Baisse record de la consommation de gaz : le piège qui menace l'avenir du réseau GRDF

Entre 2019 et 2024, la consommation de gaz résidentiel en France s'est effondrée de 25 %, une rupture sans précédent qui redessine le paysage énergétique national. Loin d'être un simple ajustement conjoncturel, cette baisse historique est le résultat d'une "tempête parfaite" où trois facteurs majeurs se sont conjugués : une flambée des prix forçant la sobriété, une érosion structurelle du nombre d'abonnés, et une succession d'hivers remarquablement doux qui a facilité cette transition.
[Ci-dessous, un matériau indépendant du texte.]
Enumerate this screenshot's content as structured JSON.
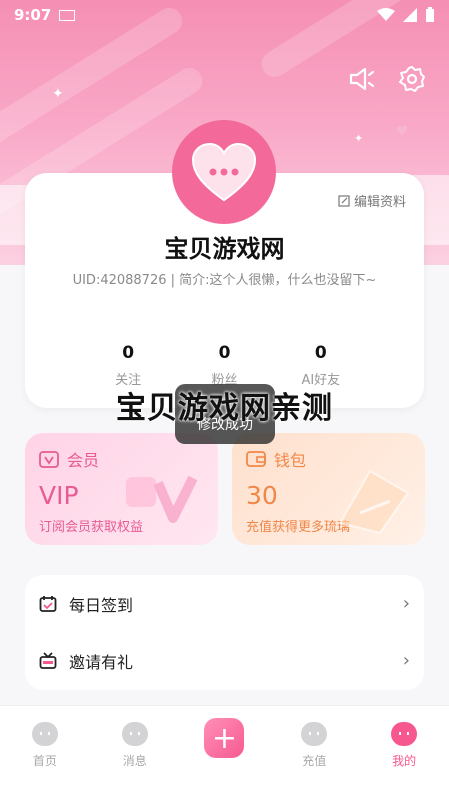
{
  "status_bar": {
    "time": "9:07"
  },
  "profile": {
    "edit_label": "编辑资料",
    "nickname": "宝贝游戏网",
    "uid_line": "UID:42088726 | 简介:这个人很懒，什么也没留下~",
    "stats": [
      {
        "value": "0",
        "label": "关注"
      },
      {
        "value": "0",
        "label": "粉丝"
      },
      {
        "value": "0",
        "label": "AI好友"
      }
    ]
  },
  "overlay": {
    "watermark": "宝贝游戏网亲测",
    "toast": "修改成功"
  },
  "promos": {
    "vip": {
      "title": "会员",
      "big": "VIP",
      "sub": "订阅会员获取权益"
    },
    "wallet": {
      "title": "钱包",
      "big": "30",
      "sub": "充值获得更多琉璃"
    }
  },
  "menu": [
    {
      "label": "每日签到",
      "icon": "calendar-check-icon"
    },
    {
      "label": "邀请有礼",
      "icon": "gift-tv-icon"
    }
  ],
  "tabs": [
    {
      "label": "首页",
      "active": false
    },
    {
      "label": "消息",
      "active": false
    },
    {
      "label": "",
      "active": false
    },
    {
      "label": "充值",
      "active": false
    },
    {
      "label": "我的",
      "active": true
    }
  ],
  "colors": {
    "accent": "#f7578f",
    "hero": "#f58fb4",
    "vip": "#e85b93",
    "wallet": "#f0884a"
  }
}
Entre 2019 et 2024, la consommation de gaz par les ménages en France a chuté d’environ 25 %, une baisse sans précédent. Cette évolution résulte d’une conjonction de trois facteurs principaux :
- Flambée des prix du gaz, rendant le chauffage au gaz beaucoup plus coûteux.
- Diminution du nombre d’abonnés au réseau de gaz : de nombreux foyers quittent le gaz ou remplacent leur équipement.
- Hivers exceptionnellement doux, qui réduisent naturellement les besoins de chauffage.
Ces évolutions provoquent un cercle vicieux : moins de consommation + moins de clients = coûts fixes du réseau plus élevés par client restant → cela augmente les tarifs d’acheminement (les frais pour transporter et distribuer le gaz), ce qui peut à son tour pousser davantage de consommateurs à abandonner le réseau.
L’article aborde aussi la réglementation (RE2020) qui rend difficilement viable l’installation de nouvelles chaudières à gaz dans les logements neufs, encouragée par des aides comme MaPrimeRénov’, et évoque la possibilité d’un démantèlement partiel du réseau, notamment dans les zones peu denses ou moins utilisées, ou de sa reconversion partielle (ex : vers le transport de biométhane).
Points clés à retenir
- Baisse massive de consommation : −25 % en cinq ans pour le gaz résidentiel. Selectra
- Perte d’abonnés : environ 4 % des foyers au niveau national, soit près de 430 000 compteurs en moins.
- Disparités territoriales marquées : certains départements (ex. Pyrénées-Orientales, Aube, Aude) voient des baisses très fortes (~30-40 %), d’autres beaucoup plus modérées.
- Prix du gaz multiplié : les factures ont fortement augmenté (ex. +59 % entre 2019-2024 pour un logement type) ; sur une période plus longue, +102 % entre juin 2016 et septembre 2025 pour une consommation de référence.
- Coûts fixes du réseau : entretien, sécurité, transport imposent des charges incompressibles. Moins d’usagers = coût moyen amorti plus lourd.
- Réglementation environnementale : la RE2020 interdit l’installation de certaines chaudières à gaz dans les bâtiments neufs selon les seuils d’émissions.
- Aides à la rénovation : encouragent le remplacement des chaudières au gaz par des solutions plus vertes (pompes à chaleur, etc.).
- Hivers doux comme facteur « amplificateur ».
- Démantèlement partiel ou reconversion probable du réseau de gaz dans certaines zones : celles à faible densité ou peu utilisées.
Vers un démantèlement partiel du réseau de gaz ?
La chute continue de la consommation et du nombre d'abonnés rend la question de l'avenir de l'infrastructure gazière inévitable. Maintenir en l'état un réseau de plus de 200.000 km pour de moins en moins d'usagers risque de faire peser un fardeau financier insoutenable sur les derniers consommateurs, souvent les ménages les plus modestes, qui devront payer des coûts d'acheminement de plus en plus élevés.
Il ne s'agit pas de démanteler l'ensemble de l'infrastructure, mais de cibler des portions dont le maintien n'est plus économiquement ou techniquement justifié. Selon la CRE, 3 à 5 % des kilomètres de canalisations de transport devraient être abandonnés d'ici à 2050.
Cette stratégie de décroissance ciblerait en priorité les zones où le réseau est le moins dense et où la consommation est historiquement faible, comme dans certaines parties de l'ouest de la France. L'objectif serait d'éviter les surcoûts liés à l'entretien de bouts de réseau ne desservant que quelques clients. En revanche, les réseaux très denses du nord et de l'est, héritage de l'histoire industrielle, resteraient la colonne vertébrale du système.